Contudo, a fotografia implica-nos; envolve-nos ao interrogar-nos os sentidos. Se em si mesma nada nos diz (como objecto é simples de descrever - uma mera superfície de inscrição) a fotografia é matéria significante pelo modo como representa e pelo modo como essa representação (toda a representação) nos interpela. Somos facilmente confundidos pelo seu poder mimético, pela sua capacidade ilusória especular que lhe reconhecemos e que está enraizada no desenvolvimento da história da representação no ocidente desde pelo menos o renascimento.  O reconhecimento deste poder fez com que, desde o início, investíssemos a fotografia de um verdadeiro poder de (re)presentação: aquilo que ela apresenta, é tão verdadeiro como aquilo de que ela é o substituto (quando na realidade, como vimos, não é mais que um mero ersatz). 

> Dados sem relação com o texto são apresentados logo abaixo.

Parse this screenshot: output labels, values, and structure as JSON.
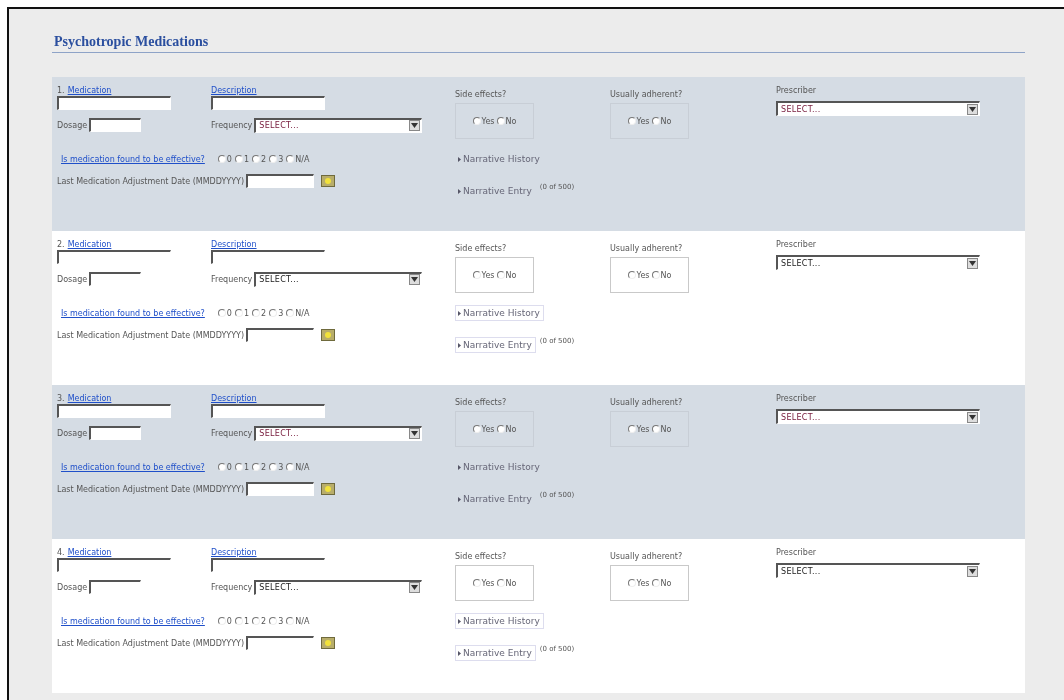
{
  "title": "Psychotropic Medications",
  "rows": [
    {
      "number": "1.",
      "shaded": true,
      "medication_label": "Medication",
      "description_label": "Description",
      "dosage_label": "Dosage",
      "frequency_label": "Frequency",
      "frequency_value": "SELECT...",
      "effective_question": "Is medication found to be effective?",
      "effective_options": [
        {
          "label": "0",
          "selected": false
        },
        {
          "label": "1",
          "selected": false
        },
        {
          "label": "2",
          "selected": false
        },
        {
          "label": "3",
          "selected": false
        },
        {
          "label": "N/A",
          "selected": false
        }
      ],
      "date_label": "Last Medication Adjustment Date (MMDDYYYY)",
      "side_effects_label": "Side effects?",
      "side_effects_options": [
        {
          "label": "Yes",
          "selected": false
        },
        {
          "label": "No",
          "selected": false
        }
      ],
      "adherent_label": "Usually adherent?",
      "adherent_options": [
        {
          "label": "Yes",
          "selected": false
        },
        {
          "label": "No",
          "selected": false
        }
      ],
      "prescriber_label": "Prescriber",
      "prescriber_value": "SELECT...",
      "narrative_history": "Narrative History",
      "narrative_entry": "Narrative Entry",
      "entry_count": "(0 of 500)"
    },
    {
      "number": "2.",
      "shaded": false,
      "medication_label": "Medication",
      "description_label": "Description",
      "dosage_label": "Dosage",
      "frequency_label": "Frequency",
      "frequency_value": "SELECT...",
      "effective_question": "Is medication found to be effective?",
      "effective_options": [
        {
          "label": "0",
          "selected": false
        },
        {
          "label": "1",
          "selected": false
        },
        {
          "label": "2",
          "selected": false
        },
        {
          "label": "3",
          "selected": false
        },
        {
          "label": "N/A",
          "selected": false
        }
      ],
      "date_label": "Last Medication Adjustment Date (MMDDYYYY)",
      "side_effects_label": "Side effects?",
      "side_effects_options": [
        {
          "label": "Yes",
          "selected": false
        },
        {
          "label": "No",
          "selected": false
        }
      ],
      "adherent_label": "Usually adherent?",
      "adherent_options": [
        {
          "label": "Yes",
          "selected": false
        },
        {
          "label": "No",
          "selected": false
        }
      ],
      "prescriber_label": "Prescriber",
      "prescriber_value": "SELECT...",
      "narrative_history": "Narrative History",
      "narrative_entry": "Narrative Entry",
      "entry_count": "(0 of 500)"
    },
    {
      "number": "3.",
      "shaded": true,
      "medication_label": "Medication",
      "description_label": "Description",
      "dosage_label": "Dosage",
      "frequency_label": "Frequency",
      "frequency_value": "SELECT...",
      "effective_question": "Is medication found to be effective?",
      "effective_options": [
        {
          "label": "0",
          "selected": false
        },
        {
          "label": "1",
          "selected": false
        },
        {
          "label": "2",
          "selected": false
        },
        {
          "label": "3",
          "selected": false
        },
        {
          "label": "N/A",
          "selected": false
        }
      ],
      "date_label": "Last Medication Adjustment Date (MMDDYYYY)",
      "side_effects_label": "Side effects?",
      "side_effects_options": [
        {
          "label": "Yes",
          "selected": false
        },
        {
          "label": "No",
          "selected": false
        }
      ],
      "adherent_label": "Usually adherent?",
      "adherent_options": [
        {
          "label": "Yes",
          "selected": false
        },
        {
          "label": "No",
          "selected": false
        }
      ],
      "prescriber_label": "Prescriber",
      "prescriber_value": "SELECT...",
      "narrative_history": "Narrative History",
      "narrative_entry": "Narrative Entry",
      "entry_count": "(0 of 500)"
    },
    {
      "number": "4.",
      "shaded": false,
      "medication_label": "Medication",
      "description_label": "Description",
      "dosage_label": "Dosage",
      "frequency_label": "Frequency",
      "frequency_value": "SELECT...",
      "effective_question": "Is medication found to be effective?",
      "effective_options": [
        {
          "label": "0",
          "selected": false
        },
        {
          "label": "1",
          "selected": false
        },
        {
          "label": "2",
          "selected": false
        },
        {
          "label": "3",
          "selected": false
        },
        {
          "label": "N/A",
          "selected": false
        }
      ],
      "date_label": "Last Medication Adjustment Date (MMDDYYYY)",
      "side_effects_label": "Side effects?",
      "side_effects_options": [
        {
          "label": "Yes",
          "selected": false
        },
        {
          "label": "No",
          "selected": false
        }
      ],
      "adherent_label": "Usually adherent?",
      "adherent_options": [
        {
          "label": "Yes",
          "selected": false
        },
        {
          "label": "No",
          "selected": false
        }
      ],
      "prescriber_label": "Prescriber",
      "prescriber_value": "SELECT...",
      "narrative_history": "Narrative History",
      "narrative_entry": "Narrative Entry",
      "entry_count": "(0 of 500)"
    }
  ]
}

 Desde os seus primórdios, sobretudo tendo em conta as suas limitações técnicas, a fotografia sempre tentou operar um conjunto de melhoramentos não sobre a realidade, mas sobre a representação, no sentido de a tornar mais credível, mais conforme a esse regime de verdade que reclamava para si. Aparece assim, por exemplo, a imagem compósita, uma imagem que na realidade era um somatório de imagens diferentes que poderiam ter por função objectivos diferentes: representar o irrepresentável por razões técnicas, como foi o caso da paisagem (Le Gray) ou ultrapassar problemas de escala, iluminação e encenação (Robinson e Rejlander) para poder passar para a fotografia alguns dos temas caros à pintura no que aos seus modelos, temáticas e géneros diz respeito. Em todo o caso, ao espanto inicial da proeza técnica seguia-se, normalmente, uma desilusão pelo artifício da representação, um sentimento de decepção como se de uma traição ao sentido da visão se tratasse.
Se ao longo da história do medium se foram ultrapassando estas questões, na verdade a nossa relação com a fotografia, enquanto espectadores, ainda resiste em muitos meios a resolver esta contradição e tem dificuldades em ultrapassar a dicotomia representação/ representado. Contudo, do que estas fotografias nos falam, é de uma incursão fortemente visual por uma realidade, desconhecida para muitos, vivida intimamente por outros, numa construção narrativa que compete a cada um escrever de acordo com o modo como olha para o que lhe é dado a ver. A representação é sempre complicada para o representado; sobretudo quando se fala de um género de representação e de modos de representar que escapam à maioria dos espetadores comuns já que fogem aos géneros e cânones a que habitualmente as pessoas ligam estes acontecimentos. Mas, na realidade, não há nada a temer. As fotografias em nada alteram a realidade das coisas em si; apenas nos alargam os horizontes ao permitirem, na nossa liberdade, construir um novo olhar que nos modifique e amplie a percepção que temos do mundo.